In another instance of MPs breaking ranks, Conservative MP Scott Reid bucked the party by opting to vote to send the marijuana legalization bill to committee on second reading. Reid notes that he has favoured legalization since 2000, and it also didn’t escape anyone’s notice that his riding is home to a major medical marijuana factory which is also looking to scale up for the recreational market.

Of course, Reid is putting this with conditions, which is that he wants amendments to the bill at committee, which includes raising the legal age to 21 (because that will totally help kill the black market), and allowing communities to maintain their own prohibitions (again, good luck with the black market). More interestingly is the fact that Reid is promising a “constituency referendum” on whether or not he should vote for the bill at third reading.

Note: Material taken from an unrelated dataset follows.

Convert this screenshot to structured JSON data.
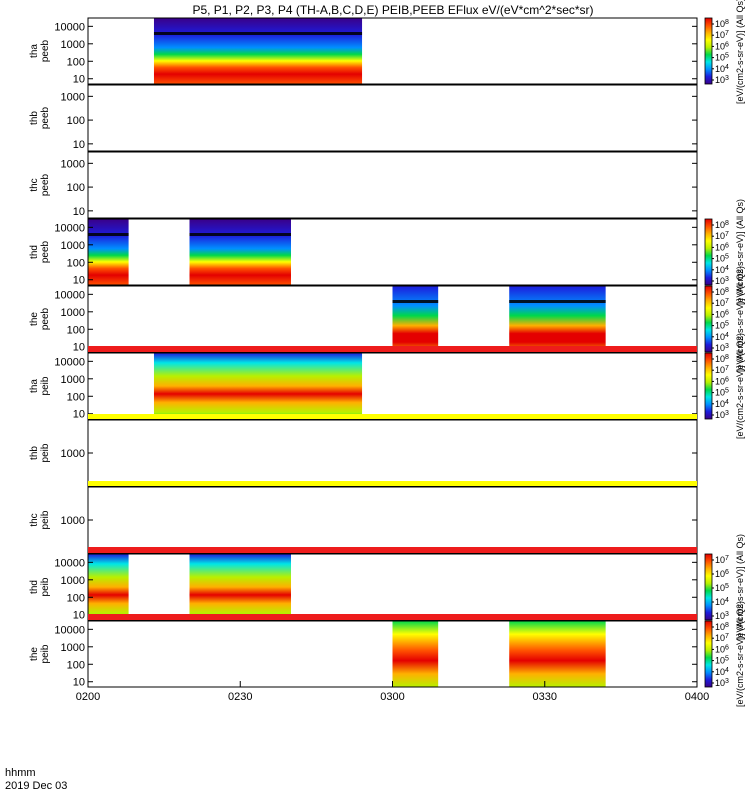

It’s this referendum that I have questions about, but Reid points out in his statement that he has done this thrice before, so I’m not sure by what method he did (phone poll? Online voting?) and it’s more indicative of the Reform Party era where this sort of thing was promised a lot, and then rapidly fell into disuse because it’s not easy to organize, especially on a consistent basis with the volume of legislation that can pass through the Commons in any given session. Nevertheless, it’s novel and likely riddled with problems, and I’m not sure I would want to see MPs doing it on a regular basis because part of why we elect them in the way we do is for their judgment in a representative democracy. But…it’s novel.